Oliver Mair, Jamaica's Consul General in Miami, said each US region has dealt with the issue differently.

"Some regions have been stricter in terms of holding to numbers whereas some have been a little more liberal but what has been consistent is that persons need to be wearing masks, of course, there has to be social distancing, sanitising, and people have been cutting back generally on larger events. There has also been a strong thrust now because of vaccination. Protocols have been changing as that process continues," he told a recent virtual entertainment forum. But Mair noted that there have been challenges.

Vaccine Hopes

"Miami-Dade (county) which has the same population as Jamaica has had little under 400,000 cases and so it hasn't been all hunky-dory. But I believe one of the things that I have seen done here is people have been able to get rapid testing. That coupled with the vaccination as I said, has definitely made a big difference (in getting things going again)," he said. "As Jamaica is able to bring in the vaccines on a larger scale, we will see certain changes taking place as well."

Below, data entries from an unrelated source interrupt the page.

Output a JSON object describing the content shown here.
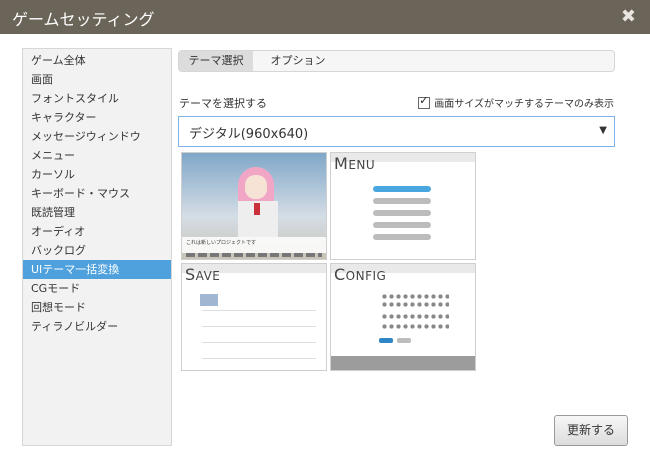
{
  "window": {
    "title": "ゲームセッティング"
  },
  "sidebar": {
    "items": [
      {
        "label": "ゲーム全体"
      },
      {
        "label": "画面"
      },
      {
        "label": "フォントスタイル"
      },
      {
        "label": "キャラクター"
      },
      {
        "label": "メッセージウィンドウ"
      },
      {
        "label": "メニュー"
      },
      {
        "label": "カーソル"
      },
      {
        "label": "キーボード・マウス"
      },
      {
        "label": "既読管理"
      },
      {
        "label": "オーディオ"
      },
      {
        "label": "バックログ"
      },
      {
        "label": "UIテーマ一括変換"
      },
      {
        "label": "CGモード"
      },
      {
        "label": "回想モード"
      },
      {
        "label": "ティラノビルダー"
      }
    ],
    "active_index": 11
  },
  "tabs": [
    {
      "label": "テーマ選択"
    },
    {
      "label": "オプション"
    }
  ],
  "theme": {
    "label": "テーマを選択する",
    "fit_checkbox_label": "画面サイズがマッチするテーマのみ表示",
    "fit_checked": true,
    "selected": "デジタル(960x640)"
  },
  "thumbnails": {
    "menu_heading": "ENU",
    "menu_cap": "M",
    "save_heading": "AVE",
    "save_cap": "S",
    "config_heading": "ONFIG",
    "config_cap": "C",
    "game_message": "これは新しいプロジェクトです"
  },
  "buttons": {
    "update": "更新する"
  },
  "colors": {
    "accent": "#4ea1dc",
    "titlebar": "#6b6459"
  }
}
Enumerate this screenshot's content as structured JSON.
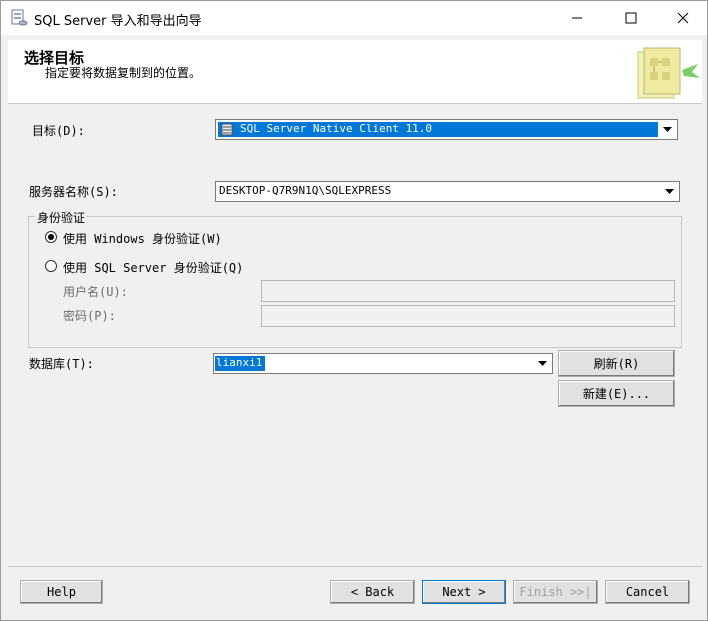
{
  "window": {
    "title": "SQL Server 导入和导出向导"
  },
  "header": {
    "title": "选择目标",
    "subtitle": "指定要将数据复制到的位置。"
  },
  "form": {
    "target_label": "目标(D):",
    "target_value": "SQL Server Native Client 11.0",
    "server_label": "服务器名称(S):",
    "server_value": "DESKTOP-Q7R9N1Q\\SQLEXPRESS",
    "auth_group_title": "身份验证",
    "auth_windows_label": "使用 Windows 身份验证(W)",
    "auth_sql_label": "使用 SQL Server 身份验证(Q)",
    "auth_selected": "windows",
    "username_label": "用户名(U):",
    "password_label": "密码(P):",
    "database_label": "数据库(T):",
    "database_value": "lianxi1",
    "refresh_label": "刷新(R)",
    "new_label": "新建(E)..."
  },
  "footer": {
    "help_label": "Help",
    "back_label": "< Back",
    "next_label": "Next >",
    "finish_label": "Finish >>|",
    "cancel_label": "Cancel"
  },
  "colors": {
    "selection": "#0078d7",
    "window_bg": "#f0f0f0"
  }
}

Commissioner for the city of Miramar, Florida, Alexandra Davis, outlined that much has been done behind the scenes to prepare different US states for reopening and the repercussions that come with it. Davis says Jamaica must also get its house in order before moving for reopening.

"We do events here in the city of Miramar and we make sure they are outdoor events first of all. There are larger venues that we downsize and are operating at 50 per cent capacity for a vast majority of those venues. We make sure we have proper signage when it comes to the bar area, we ensure that people are staying six feet apart and each city decides what they are able to do and tolerate based on county guidelines. These are other things that Jamaica can look (at) and they can certainly get guidelines from us in Broward county and the city of Miramar," she said.

Davis noted that Miramar has a free testing site so in the event of an outbreak, they have ways to mitigate that.

"If Jamaica has an outbreak, it becomes much more problematic. You may not have certain protocols in place to mitigate an outbreak. We can send in a surge of nurses into hospitals from around the state, but your hospitals will be overrun. Test, isolate, contract trace. You have to have that in place before you can even try to open up," she said.